- Native name: Chittirai
- Calendar: Tamil calendar
- Month number: 1
- Number of days: 30 or 31
- Season: Ila-venil (Spring)
- Gregorian equivalent: April–May
- Significant days: Chitra Pournami; Puthandu;

= Chithirai =

Chithirai is the first month of the Tamil calendar. The name of the month is derived from the position of the Moon near the Chittirai nakshatra (star) on the pournami (full moon) day. The month corresponds to ila-venil (spring) season and falls in April-May in the Gregorian calendar.

In the Hindu lunar calendar, it corresponds to the first month of Chaitra, falling in the Gregorian months of March-April.

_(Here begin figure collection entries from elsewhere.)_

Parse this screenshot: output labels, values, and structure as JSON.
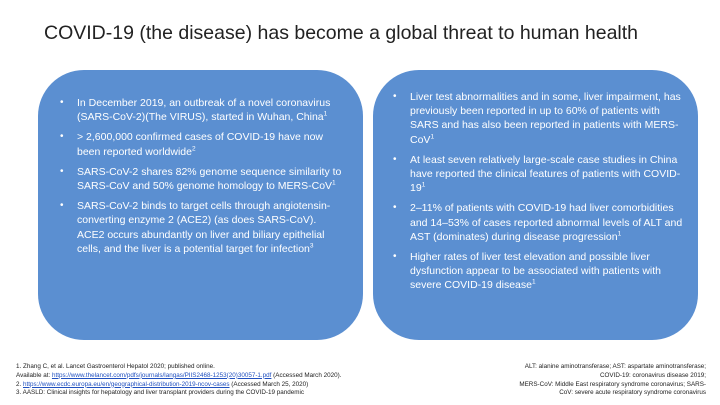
{
  "title": "COVID-19 (the disease) has become a global threat to human health",
  "left_panel": {
    "items": [
      {
        "text": "In December 2019, an outbreak of a novel coronavirus (SARS-CoV-2)(The VIRUS), started in Wuhan, China",
        "sup": "1"
      },
      {
        "text": "> 2,600,000 confirmed cases of COVID-19 have now been reported worldwide",
        "sup": "2"
      },
      {
        "text": "SARS-CoV-2 shares 82% genome sequence similarity to SARS-CoV and 50% genome homology to MERS-CoV",
        "sup": "1"
      },
      {
        "text": "SARS-CoV-2 binds to target cells through angiotensin-converting enzyme 2 (ACE2) (as does SARS-CoV). ACE2 occurs abundantly on liver and biliary epithelial cells, and the liver is a potential target for infection",
        "sup": "3"
      }
    ]
  },
  "right_panel": {
    "items": [
      {
        "text": "Liver test abnormalities and in some, liver impairment, has previously been reported in up to 60% of patients with SARS and has also been reported in patients with MERS-CoV",
        "sup": "1"
      },
      {
        "text": "At least seven relatively large-scale case studies in China have reported the clinical features of patients with COVID-19",
        "sup": "1"
      },
      {
        "text": "2–11% of patients with COVID-19 had liver comorbidities and 14–53% of cases reported abnormal levels of ALT and AST (dominates) during disease progression",
        "sup": "1"
      },
      {
        "text": "Higher rates of liver test elevation and possible liver dysfunction appear to be associated with patients with severe COVID-19 disease",
        "sup": "1"
      }
    ]
  },
  "references": {
    "line1": "1. Zhang C, et al. Lancet Gastroenterol Hepatol 2020; published online.",
    "line2_prefix": "Available at: ",
    "line2_link": "https://www.thelancet.com/pdfs/journals/langas/PIIS2468-1253(20)30057-1.pdf",
    "line2_suffix": " (Accessed March 2020).",
    "line3_prefix": "2. ",
    "line3_link": "https://www.ecdc.europa.eu/en/geographical-distribution-2019-ncov-cases",
    "line3_suffix": " (Accessed March 25, 2020)",
    "line4": "3. AASLD: Clinical insights for hepatology and liver transplant providers during the COVID-19 pandemic"
  },
  "abbreviations": {
    "line1": "ALT: alanine aminotransferase; AST: aspartate aminotransferase;",
    "line2": "COVID-19: coronavirus disease 2019;",
    "line3": "MERS-CoV: Middle East respiratory syndrome coronavirus; SARS-",
    "line4": "CoV: severe acute respiratory syndrome coronavirus"
  },
  "colors": {
    "panel": "#5b8fd1",
    "link": "#1f4fbf"
  },
  "icons": {
    "bullet": "•"
  }
}
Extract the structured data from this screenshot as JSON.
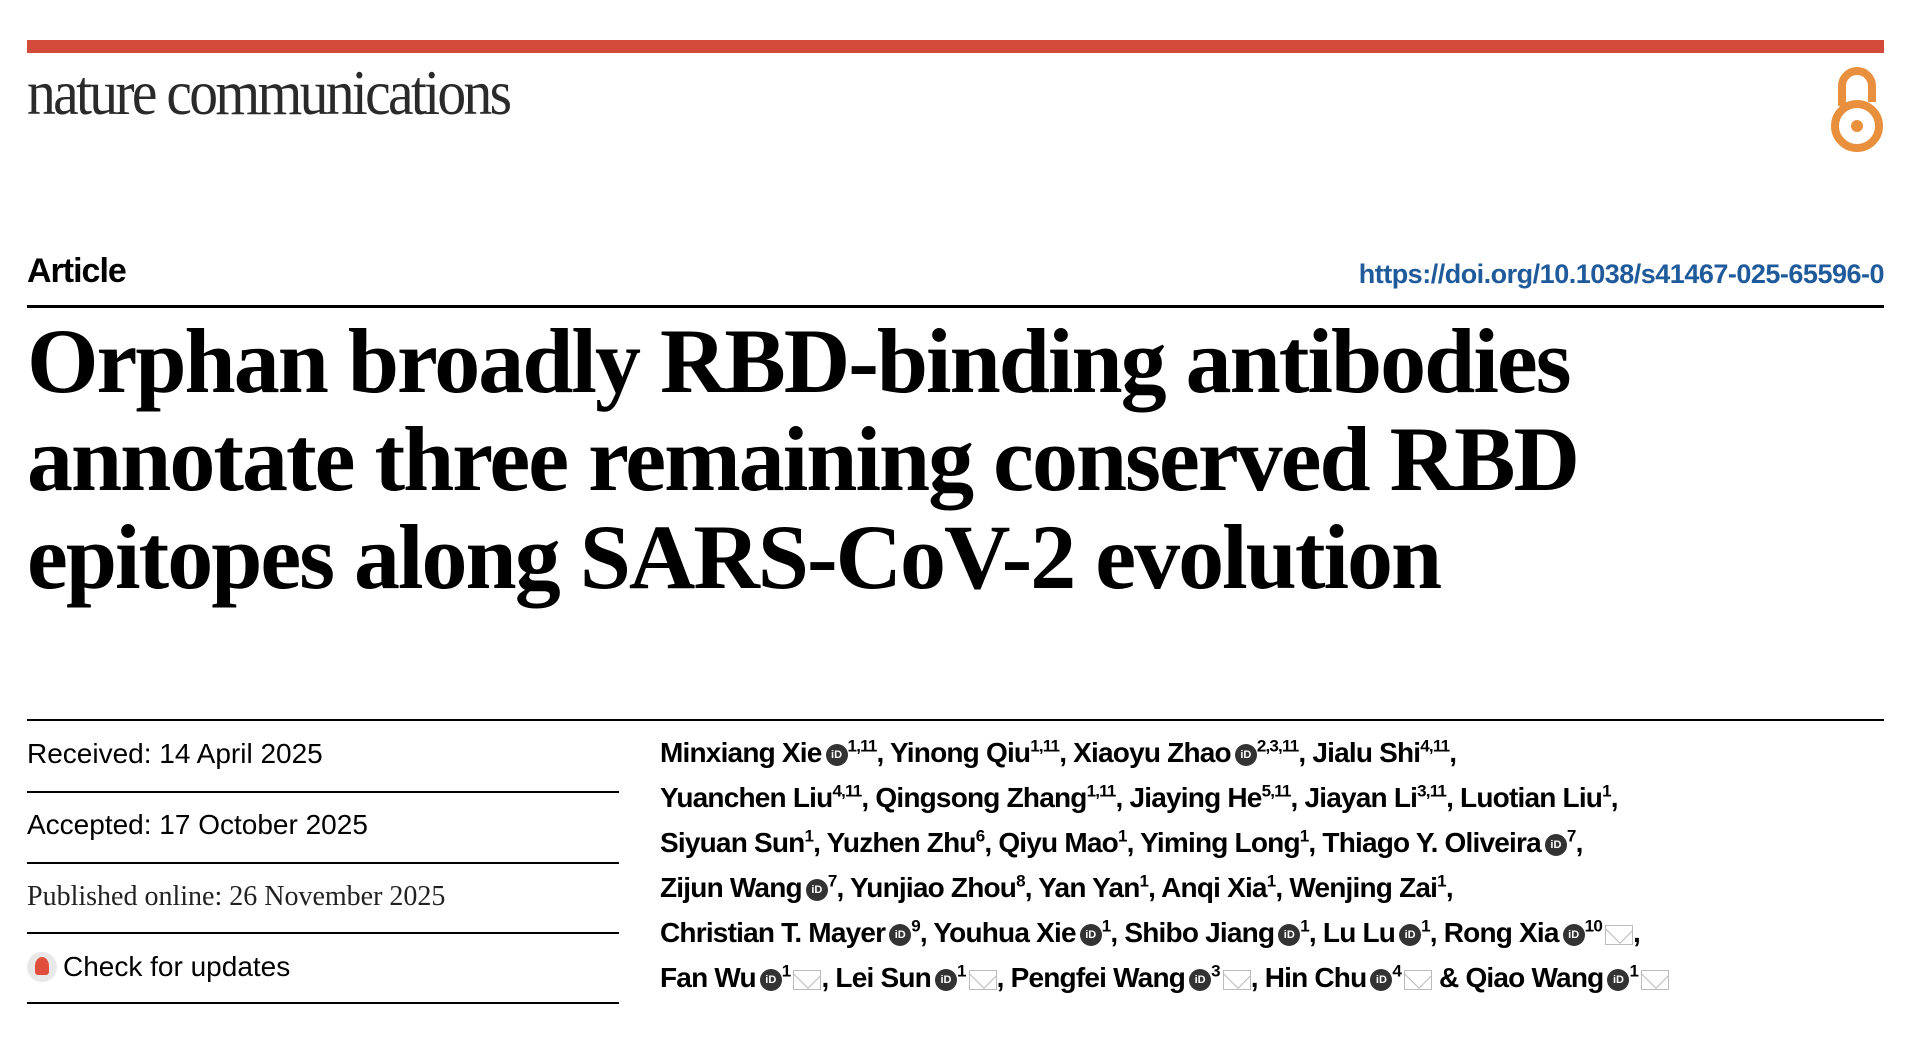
{
  "header": {
    "journal": "nature communications",
    "open_access_icon": "open-access-icon",
    "accent_color": "#d44b3b",
    "oa_color": "#e8903e"
  },
  "article_type": "Article",
  "doi": "https://doi.org/10.1038/s41467-025-65596-0",
  "title": "Orphan broadly RBD-binding antibodies annotate three remaining conserved RBD epitopes along SARS-CoV-2 evolution",
  "dates": {
    "received": "Received: 14 April 2025",
    "accepted": "Accepted: 17 October 2025",
    "published": "Published online: 26 November 2025"
  },
  "check_updates": "Check for updates",
  "orcid_label": "iD",
  "authors": [
    {
      "name": "Minxiang Xie",
      "orcid": true,
      "aff": "1,11"
    },
    {
      "name": "Yinong Qiu",
      "aff": "1,11"
    },
    {
      "name": "Xiaoyu Zhao",
      "orcid": true,
      "aff": "2,3,11"
    },
    {
      "name": "Jialu Shi",
      "aff": "4,11",
      "br": true
    },
    {
      "name": "Yuanchen Liu",
      "aff": "4,11"
    },
    {
      "name": "Qingsong Zhang",
      "aff": "1,11"
    },
    {
      "name": "Jiaying He",
      "aff": "5,11"
    },
    {
      "name": "Jiayan Li",
      "aff": "3,11"
    },
    {
      "name": "Luotian Liu",
      "aff": "1",
      "br": true
    },
    {
      "name": "Siyuan Sun",
      "aff": "1"
    },
    {
      "name": "Yuzhen Zhu",
      "aff": "6"
    },
    {
      "name": "Qiyu Mao",
      "aff": "1"
    },
    {
      "name": "Yiming Long",
      "aff": "1"
    },
    {
      "name": "Thiago Y. Oliveira",
      "orcid": true,
      "aff": "7",
      "br": true
    },
    {
      "name": "Zijun Wang",
      "orcid": true,
      "aff": "7"
    },
    {
      "name": "Yunjiao Zhou",
      "aff": "8"
    },
    {
      "name": "Yan Yan",
      "aff": "1"
    },
    {
      "name": "Anqi Xia",
      "aff": "1"
    },
    {
      "name": "Wenjing Zai",
      "aff": "1",
      "br": true
    },
    {
      "name": "Christian T. Mayer",
      "orcid": true,
      "aff": "9"
    },
    {
      "name": "Youhua Xie",
      "orcid": true,
      "aff": "1"
    },
    {
      "name": "Shibo Jiang",
      "orcid": true,
      "aff": "1"
    },
    {
      "name": "Lu Lu",
      "orcid": true,
      "aff": "1"
    },
    {
      "name": "Rong Xia",
      "orcid": true,
      "aff": "10",
      "email": true,
      "br": true
    },
    {
      "name": "Fan Wu",
      "orcid": true,
      "aff": "1",
      "email": true
    },
    {
      "name": "Lei Sun",
      "orcid": true,
      "aff": "1",
      "email": true
    },
    {
      "name": "Pengfei Wang",
      "orcid": true,
      "aff": "3",
      "email": true
    },
    {
      "name": "Hin Chu",
      "orcid": true,
      "aff": "4",
      "email": true
    },
    {
      "name": "Qiao Wang",
      "orcid": true,
      "aff": "1",
      "email": true
    }
  ]
}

In the Hindu solar calendar, it corresponds to the first month of Mesha and begins with the Sun's entry into Aries.

In the Vaishnav calendar, it corresponds to the first month of Visnu.

== Festivals ==
The first day of the month is celebrated as the Tamil New Year's Day, known as Puthandu by the Tamils.

Chitra Pournami is observed on the Pournami (full moon day) of the month. It is dedicated to Chitragupta, the divine accountant for Yama. People take a holy bath in rivers or temple tanks on this day to cleanse the sins of the past. Other rituals include special pujas to Indra, offerings of rice, and Kavadi Attam dedicated to Murugan.